Mrs. Bennett was born in Burlington on May 6, 1920, the daughter of the owners of a Cadillac dealership on North Avenue. A 1938 graduate of Burlington High School, she worked for years as a dental assistant in the Burlington area. Her home on the lake on Appletree Point was built by her father in 1930. In 1960, she married Wilfred Tourville, who passed away in 1969. Then in 1976, she married Thomas Bennett, who died in 1979.

Mrs. Bennett was a Florida resident beginning in the 1970s, but she retained a strong affinity for Burlington and considered Vermont her home. She always returned to her Appletree Point property during the summer.

Formerly a member of the Burlington Theater Club and active in her church and community, Mrs. Bennett endured a series of health issues during the 20 years before her death on June 25, 2006. The positive experiences and relationships she developed with the physicians who cared for her during that time inspired her to bequeath most of her estate to the College of Medicine.

Mrs.

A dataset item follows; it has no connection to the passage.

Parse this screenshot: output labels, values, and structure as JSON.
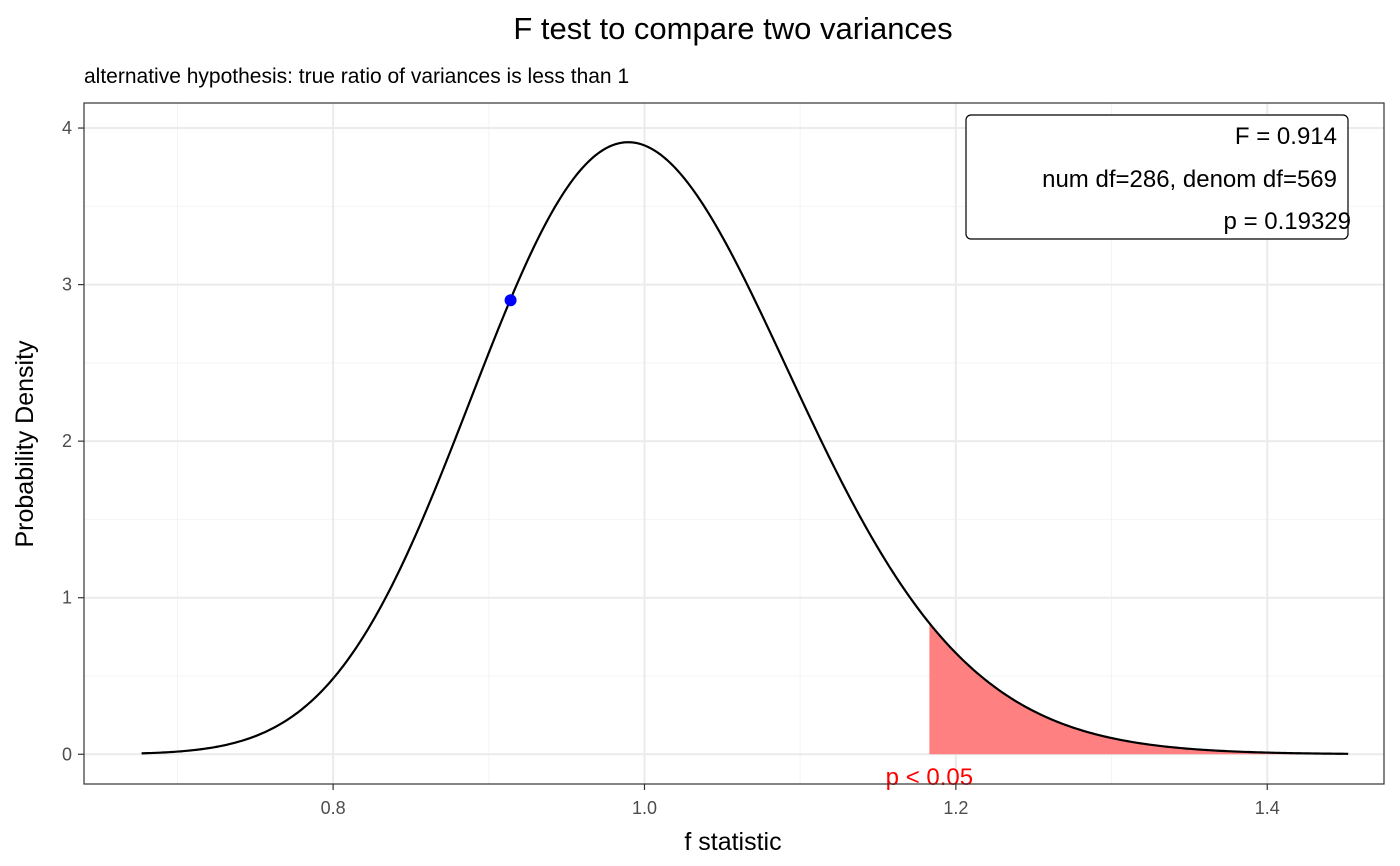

Bennett's closest friend, South Burlington resident and Overhead Door Company owner Rita Johnson, first met the former Elinor Bergeron through her sister when they were children. But it was not until Mrs. Bennett suffered a stroke in 1994 that they became close.

"I admired her inner strength," said Johnson. "She had a lot of faith in her doctors and was very pleased that her gift would help people who wanted to be doctors."